Вот тебе и новый год, вот тебе и огоньки праздничные. Пошёл, свет включил. Барби стоит на одной ноге возле разбитой игрушки, на полу капли крови. Я мгновенно испугался, хотя и пытался себя убедить, что это всего лишь игрушка, не умирает никто.

— Сейчас куртку принесу, повезу тебя в трамвпункт.

Барби закатила глаза и попрыгала на одной ноге к дивану. Допрыгать я не дал, поймал и донёс. Лёгкая совсем, пушинка. Усадил. Она попыталась снять полосатый носок и поморщилась.

— Это просто игрушка, мне не оторвало ногу, никуда я не поеду, на улице холодно, а дома хорошо. Аптечка на кухне, принеси, я все сама сделаю.

За аптечкой я сходил, потом помог Барби снять носок. Из белой кожи торчит два осколка, вроде неглубоко вошли, но кровь сочится, и так кровью пахнет… Я помыл руки и принялся за дело. Один вынул легко.

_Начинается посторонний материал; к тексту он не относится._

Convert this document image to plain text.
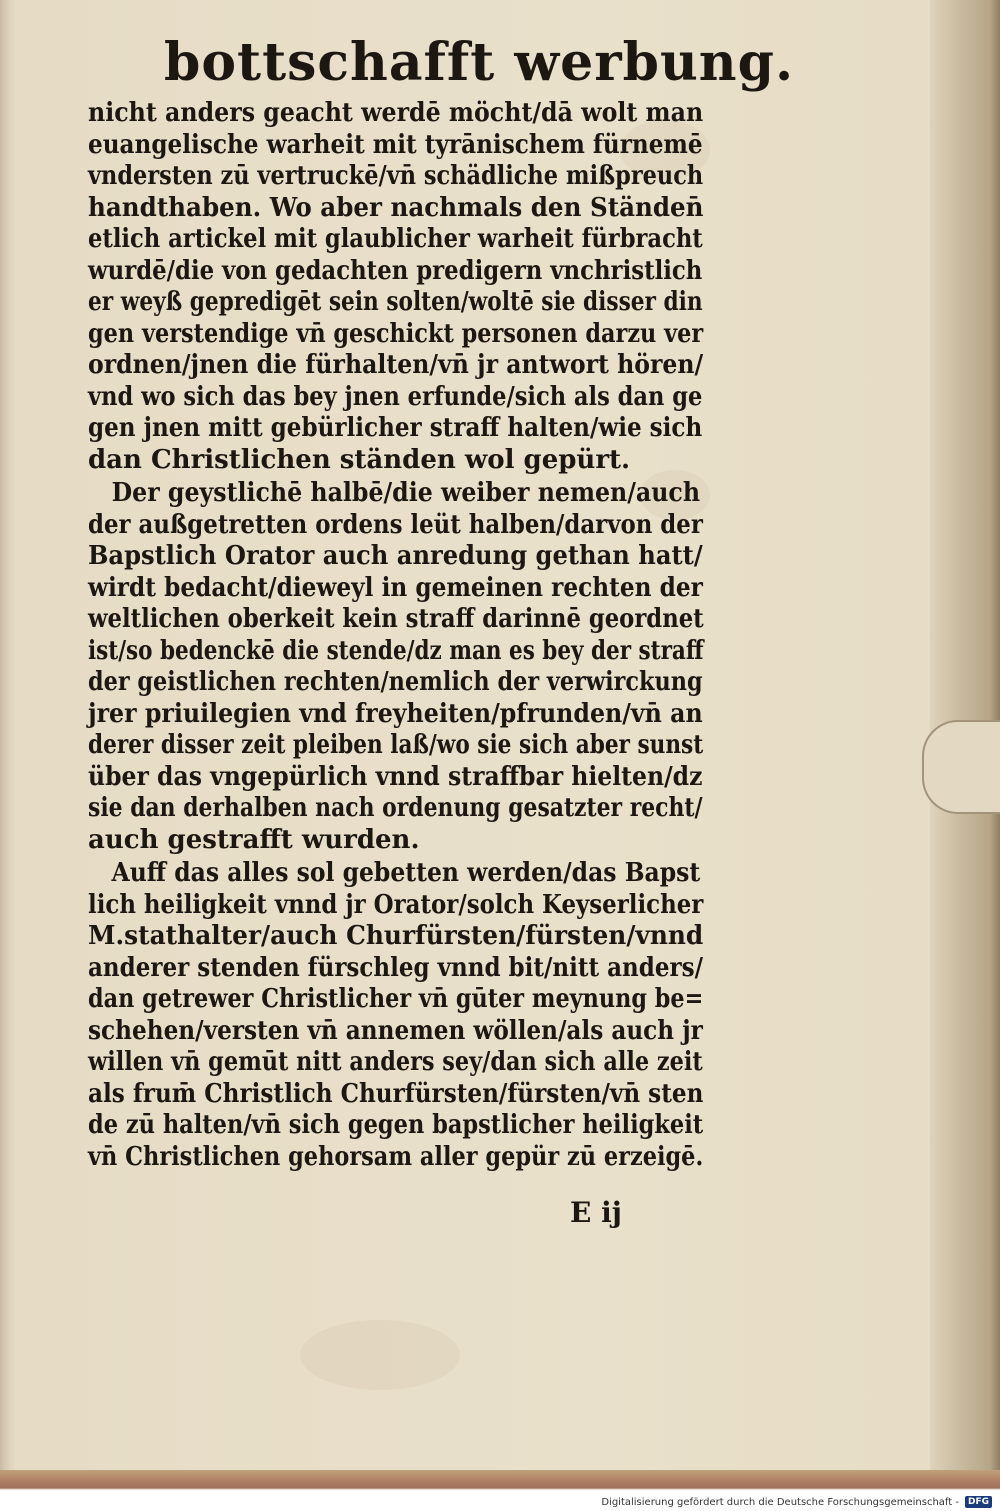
bottschafft werbung.
nicht anders geacht werdē möcht/dā wolt man
euangelische warheit mit tyrānischem fürnemē
vndersten zū vertruckē/vn̄ schädliche mißpreuch
handthaben. Wo aber nachmals den Ständen̄
etlich artickel mit glaublicher warheit fürbracht
wurdē/die von gedachten predigern vnchristlich
er weyß gepredigēt sein solten/woltē sie disser din
gen verstendige vn̄ geschickt personen darzu ver
ordnen/jnen die fürhalten/vn̄ jr antwort hören/
vnd wo sich das bey jnen erfunde/sich als dan ge
gen jnen mitt gebürlicher straff halten/wie sich
dan Christlichen ständen wol gepürt.
Der geystlichē halbē/die weiber nemen/auch
der außgetretten ordens leüt halben/darvon der
Bapstlich Orator auch anredung gethan hatt/
wirdt bedacht/dieweyl in gemeinen rechten der
weltlichen oberkeit kein straff darinnē geordnet
ist/so bedenckē die stende/dz man es bey der straff
der geistlichen rechten/nemlich der verwirckung
jrer priuilegien vnd freyheiten/pfrunden/vn̄ an
derer disser zeit pleiben laß/wo sie sich aber sunst
über das vngepürlich vnnd straffbar hielten/dz
sie dan derhalben nach ordenung gesatzter recht/
auch gestrafft wurden.
Auff das alles sol gebetten werden/das Bapst
lich heiligkeit vnnd jr Orator/solch Keyserlicher
M.stathalter/auch Churfürsten/fürsten/vnnd
anderer stenden fürschleg vnnd bit/nitt anders/
dan getrewer Christlicher vn̄ gūter meynung be=
schehen/versten vn̄ annemen wöllen/als auch jr
willen vn̄ gemūt nitt anders sey/dan sich alle zeit
als frum̄ Christlich Churfürsten/fürsten/vn̄ sten
de zū halten/vn̄ sich gegen bapstlicher heiligkeit
vn̄ Christlichen gehorsam aller gepür zū erzeigē.
E ij
Digitalisierung gefördert durch die Deutsche Forschungsgemeinschaft -	DFG
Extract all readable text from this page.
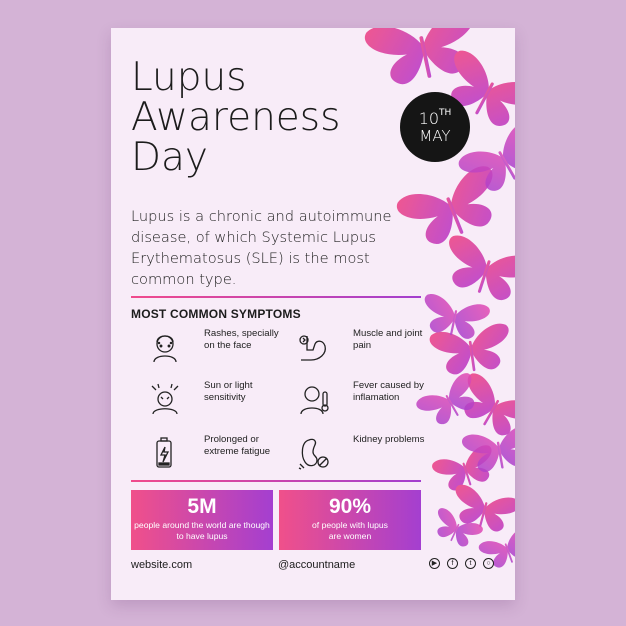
Lupus
Awareness
Day
10TH
MAY

Lupus is a chronic and autoimmune disease, of which Systemic Lupus Erythematosus (SLE) is the most common type.

MOST COMMON SYMPTOMS
Rashes, specially on the face
Muscle and joint pain
Sun or light sensitivity
Fever caused by inflamation
Prolonged or extreme fatigue
Kidney problems
5M
people around the world are though to have lupus
90%
of people with lupus are women
website.com	@accountname	▶	f	t	○
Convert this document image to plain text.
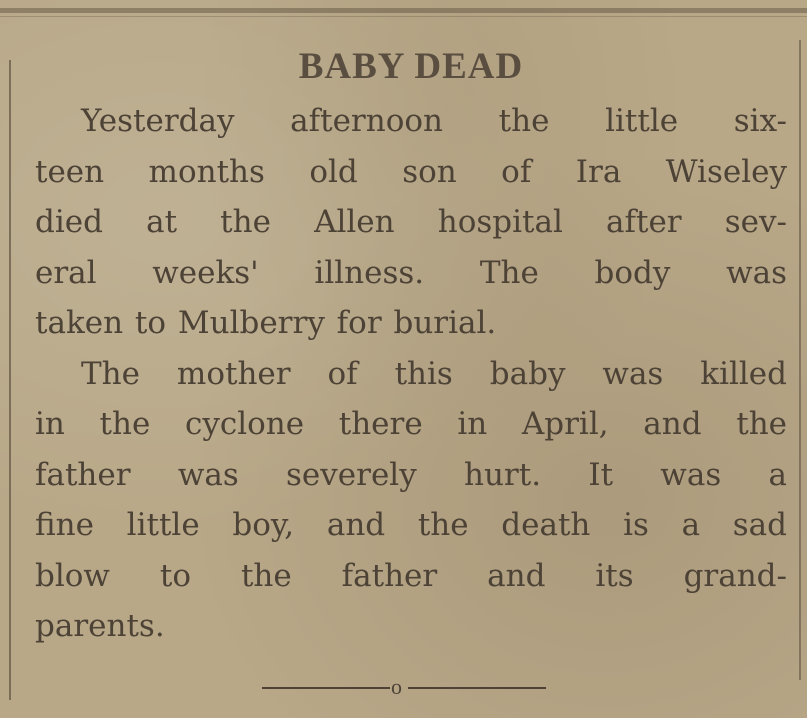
BABY DEAD

Yesterday afternoon the little six-
teen months old son of Ira Wiseley
died at the Allen hospital after sev-
eral weeks' illness. The body was
taken to Mulberry for burial.

The mother of this baby was killed
in the cyclone there in April, and the
father was severely hurt. It was a
fine little boy, and the death is a sad
blow to the father and its grand-
parents.

o
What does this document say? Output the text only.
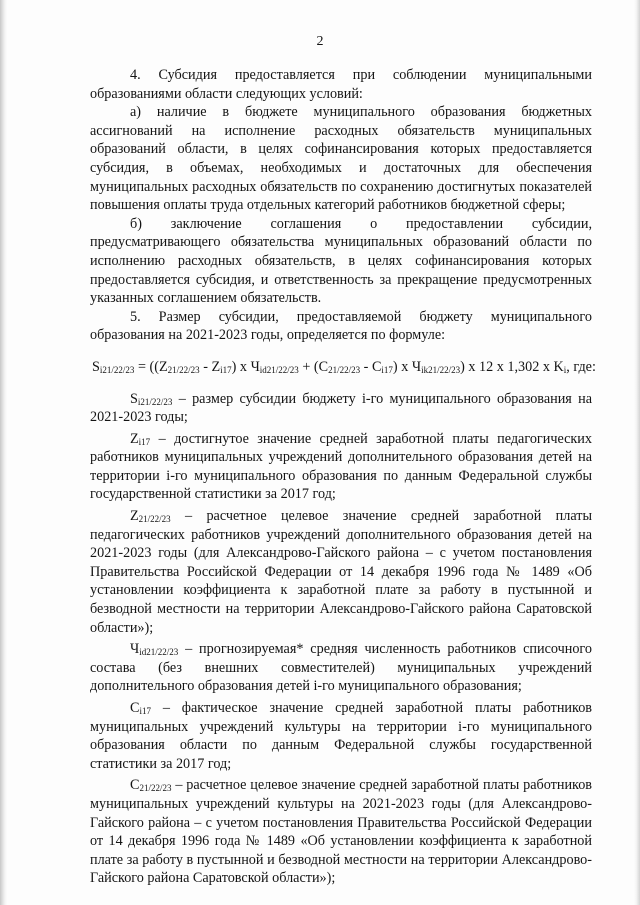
2

4. Субсидия предоставляется при соблюдении муниципальными образованиями области следующих условий:

а) наличие в бюджете муниципального образования бюджетных ассигнований на исполнение расходных обязательств муниципальных образований области, в целях софинансирования которых предоставляется субсидия, в объемах, необходимых и достаточных для обеспечения муниципальных расходных обязательств по сохранению достигнутых показателей повышения оплаты труда отдельных категорий работников бюджетной сферы;

б) заключение соглашения о предоставлении субсидии, предусматривающего обязательства муниципальных образований области по исполнению расходных обязательств, в целях софинансирования которых предоставляется субсидия, и ответственность за прекращение предусмотренных указанных соглашением обязательств.

5. Размер субсидии, предоставляемой бюджету муниципального образования на 2021-2023 годы, определяется по формуле:

$S_{i21/22/23} = ((Z_{21/22/23} - Z_{i17})$ x $Ч_{id21/22/23} + (C_{21/22/23} - C_{i17})$ x $Ч_{ik21/22/23}$) x 12 x 1,302 x $K_i$, где:

$S_{i21/22/23}$ – размер субсидии бюджету i-го муниципального образования на 2021-2023 годы;

$Z_{i17}$ – достигнутое значение средней заработной платы педагогических работников муниципальных учреждений дополнительного образования детей на территории i-го муниципального образования по данным Федеральной службы государственной статистики за 2017 год;

$Z_{21/22/23}$ – расчетное целевое значение средней заработной платы педагогических работников учреждений дополнительного образования детей на 2021-2023 годы (для Александрово-Гайского района – с учетом постановления Правительства Российской Федерации от 14 декабря 1996 года № 1489 «Об установлении коэффициента к заработной плате за работу в пустынной и безводной местности на территории Александрово-Гайского района Саратовской области»);

$Ч_{id21/22/23}$ – прогнозируемая* средняя численность работников списочного состава (без внешних совместителей) муниципальных учреждений дополнительного образования детей i-го муниципального образования;

$C_{i17}$ – фактическое значение средней заработной платы работников муниципальных учреждений культуры на территории i-го муниципального образования области по данным Федеральной службы государственной статистики за 2017 год;

$C_{21/22/23}$ – расчетное целевое значение средней заработной платы работников муниципальных учреждений культуры на 2021-2023 годы (для Александрово-Гайского района – с учетом постановления Правительства Российской Федерации от 14 декабря 1996 года № 1489 «Об установлении коэффициента к заработной плате за работу в пустынной и безводной местности на территории Александрово-Гайского района Саратовской области»);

Со вторым пришлось помучиться, боялся, что разобьётся и часть останется под кожей. Ступня у Барби такая тоненькая, пальчики с моего ракурса кажутся бусинками. Смешно. Только совсем не смешно, что мне хочется тянуть их в рот. Даже кровь хочется на вкус попробовать. Дед, ах дед… Залил все перекисью, она забурлила розовой пеной, Барби всхлипнула.

— Помню, помню, два месяца нельзя, — протянула она и слезы вытерла.

Господи, зачем она такая трогательная, за что вообще?

— Если больно, то можно, — разрешил я.

— Я не от боли плачу… это же стеклянный космонавт, такие не делают больше, а я, глупая гигантская корова, его раздавила! Я раздавила Гагарина!

И снова всхлипнула. Я подождал, пока перекись перестанет пениться, промокнул ранки ваткой, налепил два пластыря крест на крест, потом подумал и ещё два добавил, для верности — снежинка получилась.

— У нас в офисе висит такой на ёлке, — тут же соврал я. — Я завтра тебе принесу.

— Правда?

Я кивнул, хотя и представить не мог, где вообще его достать. Все ещё держу её ступню в руках, на пятке — белая снежинка из пластырей. Барби на меня смотрит, глаза огромные, ресницы стрелками, и так смотрит, словно верит, и как тут не найти… Я бы и живого космонавта притащил, хотя и за это себя тоже ненавижу. Тряпка, блядь. Она же только на тебя посмотрела!

— Я пойду за тапочками, — торопливо сказала Барби. — И вообще…

И запрыгала обратно мимо разложенных по полу игрушек, камикадзе, блядь! Подхватил её на руки, снова удивился, какая лёгкая. Как бы в привычку не вошло на руках носить, месяца не женаты, а уже в третий раз. Открываю дверь в комнату, с ношей на руках это непросто, пришлось её к себе прижать, чтобы не выронить. Чувствую её дыхание на своей коже. Так близко… Так, Аверин, бери себя в руки. Бросай её в постель и… уходи. Так правильно будет.